第三章 ハイアフェア

09

 三浜ユウイチが高校入学を境に堕ち、不良との関係が深まっていったことで、両親との関係も徐々に変化していく。


 ある日。自宅へ無作法に上がり込んでくる軽薄な同級生たちを見、アイツらはなんなんだ、と父親が問い質した。

 するとユウイチは、「イジメられてるんだ」と大嘘を吐いた。

 自分の友達だと言えば、今まで築き上げてきた清純なイメージが崩れる。まして、カースト順位繰り上げのために利用したなど言語道断。イメージを保ち、不良と付き合っていくには、自分自身を被害者にするほかなかった。


 大事に育ててきた自慢の息子が、イジメに遭っている。怒り、不良たちの下へ向かい出した両親を、涙ぐむユウイチが止めた。

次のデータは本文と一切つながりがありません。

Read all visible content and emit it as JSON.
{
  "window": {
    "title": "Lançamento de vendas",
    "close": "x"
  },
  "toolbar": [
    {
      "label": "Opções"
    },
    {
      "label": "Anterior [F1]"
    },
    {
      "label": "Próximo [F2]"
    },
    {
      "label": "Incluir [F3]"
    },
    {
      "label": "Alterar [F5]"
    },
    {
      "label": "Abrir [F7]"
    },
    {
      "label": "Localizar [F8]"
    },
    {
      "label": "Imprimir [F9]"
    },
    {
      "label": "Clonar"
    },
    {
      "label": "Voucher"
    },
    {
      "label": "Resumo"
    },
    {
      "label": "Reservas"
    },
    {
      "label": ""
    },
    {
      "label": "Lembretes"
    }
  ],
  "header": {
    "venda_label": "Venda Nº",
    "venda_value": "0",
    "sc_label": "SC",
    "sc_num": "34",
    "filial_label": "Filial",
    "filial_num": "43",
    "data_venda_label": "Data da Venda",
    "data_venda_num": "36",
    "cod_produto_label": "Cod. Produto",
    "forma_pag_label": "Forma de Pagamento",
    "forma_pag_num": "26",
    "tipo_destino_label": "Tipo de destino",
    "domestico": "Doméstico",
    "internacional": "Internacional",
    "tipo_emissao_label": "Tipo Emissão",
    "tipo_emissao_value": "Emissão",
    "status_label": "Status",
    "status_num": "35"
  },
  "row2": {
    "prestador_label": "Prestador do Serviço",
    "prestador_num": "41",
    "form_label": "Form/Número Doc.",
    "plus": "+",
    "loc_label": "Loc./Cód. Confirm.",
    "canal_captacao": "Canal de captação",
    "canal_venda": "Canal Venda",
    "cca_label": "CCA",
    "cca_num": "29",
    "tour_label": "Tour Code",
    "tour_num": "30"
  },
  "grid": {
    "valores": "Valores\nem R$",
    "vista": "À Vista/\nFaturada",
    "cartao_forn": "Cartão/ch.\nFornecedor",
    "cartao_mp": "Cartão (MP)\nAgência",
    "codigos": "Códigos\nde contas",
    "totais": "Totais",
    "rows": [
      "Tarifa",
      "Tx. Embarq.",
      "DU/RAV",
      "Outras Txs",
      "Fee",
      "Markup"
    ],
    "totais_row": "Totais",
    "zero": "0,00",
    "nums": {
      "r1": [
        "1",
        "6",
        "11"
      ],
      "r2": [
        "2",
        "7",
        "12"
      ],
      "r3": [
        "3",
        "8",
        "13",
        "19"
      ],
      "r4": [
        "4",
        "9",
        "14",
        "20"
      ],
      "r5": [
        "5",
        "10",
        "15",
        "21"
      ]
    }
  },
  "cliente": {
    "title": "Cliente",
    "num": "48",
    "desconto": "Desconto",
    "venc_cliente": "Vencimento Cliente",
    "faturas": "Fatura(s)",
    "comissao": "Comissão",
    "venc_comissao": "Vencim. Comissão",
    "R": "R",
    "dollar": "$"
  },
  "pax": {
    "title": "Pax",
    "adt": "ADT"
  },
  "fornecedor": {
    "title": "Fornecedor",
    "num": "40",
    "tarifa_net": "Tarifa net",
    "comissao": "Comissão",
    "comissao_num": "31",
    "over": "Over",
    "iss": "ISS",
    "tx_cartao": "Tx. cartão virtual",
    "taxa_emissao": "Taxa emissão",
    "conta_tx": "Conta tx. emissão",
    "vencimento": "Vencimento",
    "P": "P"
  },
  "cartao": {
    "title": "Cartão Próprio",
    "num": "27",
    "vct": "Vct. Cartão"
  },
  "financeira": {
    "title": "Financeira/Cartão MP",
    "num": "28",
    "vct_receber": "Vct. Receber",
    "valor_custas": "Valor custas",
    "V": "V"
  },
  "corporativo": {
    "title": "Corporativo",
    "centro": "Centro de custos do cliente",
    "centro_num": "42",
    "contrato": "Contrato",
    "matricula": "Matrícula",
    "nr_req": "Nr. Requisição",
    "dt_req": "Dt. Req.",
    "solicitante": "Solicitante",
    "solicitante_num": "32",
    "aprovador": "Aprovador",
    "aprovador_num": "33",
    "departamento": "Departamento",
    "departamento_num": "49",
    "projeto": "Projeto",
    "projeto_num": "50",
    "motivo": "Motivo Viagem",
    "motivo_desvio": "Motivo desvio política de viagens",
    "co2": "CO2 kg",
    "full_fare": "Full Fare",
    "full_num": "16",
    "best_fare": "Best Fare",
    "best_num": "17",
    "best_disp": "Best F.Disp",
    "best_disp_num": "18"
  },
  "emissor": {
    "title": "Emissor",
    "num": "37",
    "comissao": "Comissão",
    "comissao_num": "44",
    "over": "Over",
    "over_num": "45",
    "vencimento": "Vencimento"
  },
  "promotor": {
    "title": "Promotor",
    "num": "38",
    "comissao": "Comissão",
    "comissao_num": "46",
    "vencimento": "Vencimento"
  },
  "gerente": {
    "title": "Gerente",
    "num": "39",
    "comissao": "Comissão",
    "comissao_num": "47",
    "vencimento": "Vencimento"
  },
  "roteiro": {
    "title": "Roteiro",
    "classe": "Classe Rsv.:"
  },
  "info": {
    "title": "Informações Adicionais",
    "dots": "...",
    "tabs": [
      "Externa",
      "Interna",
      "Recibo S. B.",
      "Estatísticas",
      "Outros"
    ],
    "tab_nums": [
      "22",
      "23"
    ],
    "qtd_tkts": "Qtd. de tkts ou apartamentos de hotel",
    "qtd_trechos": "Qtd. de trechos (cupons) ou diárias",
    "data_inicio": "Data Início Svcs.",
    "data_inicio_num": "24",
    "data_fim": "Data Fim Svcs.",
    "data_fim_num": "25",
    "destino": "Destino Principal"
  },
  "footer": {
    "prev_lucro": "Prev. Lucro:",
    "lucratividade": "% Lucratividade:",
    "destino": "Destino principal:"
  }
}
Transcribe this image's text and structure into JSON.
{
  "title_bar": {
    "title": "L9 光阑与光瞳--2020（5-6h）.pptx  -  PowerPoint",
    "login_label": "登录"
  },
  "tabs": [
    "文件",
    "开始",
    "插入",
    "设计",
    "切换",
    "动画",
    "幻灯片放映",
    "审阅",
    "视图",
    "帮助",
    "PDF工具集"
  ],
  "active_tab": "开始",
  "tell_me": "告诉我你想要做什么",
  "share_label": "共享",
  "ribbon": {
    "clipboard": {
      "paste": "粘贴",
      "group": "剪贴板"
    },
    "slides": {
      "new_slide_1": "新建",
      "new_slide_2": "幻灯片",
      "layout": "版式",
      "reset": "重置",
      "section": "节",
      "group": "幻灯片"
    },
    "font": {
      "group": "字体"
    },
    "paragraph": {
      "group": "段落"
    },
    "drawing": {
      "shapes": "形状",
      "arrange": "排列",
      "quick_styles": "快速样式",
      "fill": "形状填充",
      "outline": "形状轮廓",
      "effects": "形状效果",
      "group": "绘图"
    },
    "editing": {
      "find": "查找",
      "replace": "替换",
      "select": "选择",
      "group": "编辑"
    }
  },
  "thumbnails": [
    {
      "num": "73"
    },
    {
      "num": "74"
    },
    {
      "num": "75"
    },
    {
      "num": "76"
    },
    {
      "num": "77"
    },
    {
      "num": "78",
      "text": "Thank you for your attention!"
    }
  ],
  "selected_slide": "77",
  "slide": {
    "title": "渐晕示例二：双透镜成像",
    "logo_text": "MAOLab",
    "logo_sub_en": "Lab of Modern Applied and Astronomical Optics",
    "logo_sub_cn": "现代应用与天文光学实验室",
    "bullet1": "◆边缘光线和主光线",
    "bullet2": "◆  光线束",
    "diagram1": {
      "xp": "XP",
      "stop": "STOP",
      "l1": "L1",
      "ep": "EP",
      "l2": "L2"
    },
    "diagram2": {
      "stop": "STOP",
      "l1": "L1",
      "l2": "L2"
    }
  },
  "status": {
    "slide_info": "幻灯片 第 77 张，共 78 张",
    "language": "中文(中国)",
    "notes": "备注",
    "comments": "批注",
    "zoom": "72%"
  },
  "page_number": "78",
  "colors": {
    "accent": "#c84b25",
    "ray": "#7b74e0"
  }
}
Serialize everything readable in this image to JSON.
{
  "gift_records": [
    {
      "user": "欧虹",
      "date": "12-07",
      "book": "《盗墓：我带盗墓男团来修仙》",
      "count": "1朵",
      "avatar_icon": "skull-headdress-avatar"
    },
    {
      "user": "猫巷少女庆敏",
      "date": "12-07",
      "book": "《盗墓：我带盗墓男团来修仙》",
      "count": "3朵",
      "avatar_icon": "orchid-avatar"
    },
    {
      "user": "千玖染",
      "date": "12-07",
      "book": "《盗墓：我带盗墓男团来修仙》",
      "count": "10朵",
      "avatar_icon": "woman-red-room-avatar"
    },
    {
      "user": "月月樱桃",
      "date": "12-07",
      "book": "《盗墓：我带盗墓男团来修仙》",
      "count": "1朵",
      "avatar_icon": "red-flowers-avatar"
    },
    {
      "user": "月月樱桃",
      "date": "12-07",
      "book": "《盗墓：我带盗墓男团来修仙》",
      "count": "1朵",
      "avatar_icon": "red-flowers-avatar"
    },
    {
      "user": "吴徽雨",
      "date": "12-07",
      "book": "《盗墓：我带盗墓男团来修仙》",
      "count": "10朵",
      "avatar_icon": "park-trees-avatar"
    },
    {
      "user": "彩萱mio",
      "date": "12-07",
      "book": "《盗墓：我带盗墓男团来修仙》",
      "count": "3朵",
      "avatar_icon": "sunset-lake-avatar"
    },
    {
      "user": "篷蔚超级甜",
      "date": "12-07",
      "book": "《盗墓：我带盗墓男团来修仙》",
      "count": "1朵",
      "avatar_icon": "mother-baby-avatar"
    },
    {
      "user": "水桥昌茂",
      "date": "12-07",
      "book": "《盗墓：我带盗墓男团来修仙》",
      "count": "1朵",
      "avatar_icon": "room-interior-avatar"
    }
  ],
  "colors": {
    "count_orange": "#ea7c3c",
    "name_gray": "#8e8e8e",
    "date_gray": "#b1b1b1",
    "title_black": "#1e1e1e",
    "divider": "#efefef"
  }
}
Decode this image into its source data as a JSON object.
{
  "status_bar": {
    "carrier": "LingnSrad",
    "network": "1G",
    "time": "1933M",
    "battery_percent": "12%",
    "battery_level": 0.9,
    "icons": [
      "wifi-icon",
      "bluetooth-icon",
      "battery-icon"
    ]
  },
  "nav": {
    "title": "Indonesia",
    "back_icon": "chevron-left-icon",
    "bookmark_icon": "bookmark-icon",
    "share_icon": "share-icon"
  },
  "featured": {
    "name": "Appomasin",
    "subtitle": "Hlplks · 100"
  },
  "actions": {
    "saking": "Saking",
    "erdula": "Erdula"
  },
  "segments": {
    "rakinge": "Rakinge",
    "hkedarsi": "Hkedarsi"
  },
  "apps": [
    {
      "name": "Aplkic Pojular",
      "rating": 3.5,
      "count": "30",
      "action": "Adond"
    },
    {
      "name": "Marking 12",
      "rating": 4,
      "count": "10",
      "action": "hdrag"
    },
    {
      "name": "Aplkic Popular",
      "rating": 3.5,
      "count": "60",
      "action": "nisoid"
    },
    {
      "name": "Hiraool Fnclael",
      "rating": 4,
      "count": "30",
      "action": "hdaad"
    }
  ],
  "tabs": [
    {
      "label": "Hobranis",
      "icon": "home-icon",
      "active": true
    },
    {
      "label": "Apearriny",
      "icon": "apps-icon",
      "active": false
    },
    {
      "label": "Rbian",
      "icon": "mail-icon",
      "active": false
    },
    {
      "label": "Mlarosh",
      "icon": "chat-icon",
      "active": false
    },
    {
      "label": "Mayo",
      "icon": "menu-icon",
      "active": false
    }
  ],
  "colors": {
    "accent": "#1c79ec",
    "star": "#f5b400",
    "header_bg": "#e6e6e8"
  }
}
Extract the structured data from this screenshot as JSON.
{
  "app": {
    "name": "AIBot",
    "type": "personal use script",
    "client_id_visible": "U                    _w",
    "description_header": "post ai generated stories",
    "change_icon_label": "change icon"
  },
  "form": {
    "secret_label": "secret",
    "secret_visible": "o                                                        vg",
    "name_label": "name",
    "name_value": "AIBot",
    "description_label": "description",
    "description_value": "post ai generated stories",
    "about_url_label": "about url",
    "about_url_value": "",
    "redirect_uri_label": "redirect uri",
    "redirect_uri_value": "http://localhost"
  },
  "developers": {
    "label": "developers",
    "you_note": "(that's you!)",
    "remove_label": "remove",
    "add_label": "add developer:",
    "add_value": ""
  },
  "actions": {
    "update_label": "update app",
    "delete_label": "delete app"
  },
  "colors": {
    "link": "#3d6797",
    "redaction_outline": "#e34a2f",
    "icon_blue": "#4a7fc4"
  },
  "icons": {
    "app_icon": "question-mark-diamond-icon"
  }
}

 大丈夫、俺ひとりが我慢すればいい。ここで歯向かえば学校でなにをされるかわからない。お願いだからイジメのことは黙ってて。学校にも絶対言わないでくれ。お母さんの友達にも、お父さんの職場にも、絶対に、絶対に。


 演技とは思えない嗚咽を洩らし、その場にくず折れるユウイチ。そこまで言われては下手に動くこともできず、両親はじっと静観することを決意した。


 そこが、まさに分水嶺。

 その後。ユウイチに対する両親の態度がガラリと変わった。


 廊下でユウイチとすれ違うたびに、心配そうな、それでいて悔しそうな顔をする両親。大事な息子だからこそ手助けしてやりたいのに、そうすることができない。かと言って、嫌なことを忘れさせるためにまったく関係のない話で盛り上がろうにも、あの不良のチャラついた顔が浮かんできて、笑うことすらむずかしい。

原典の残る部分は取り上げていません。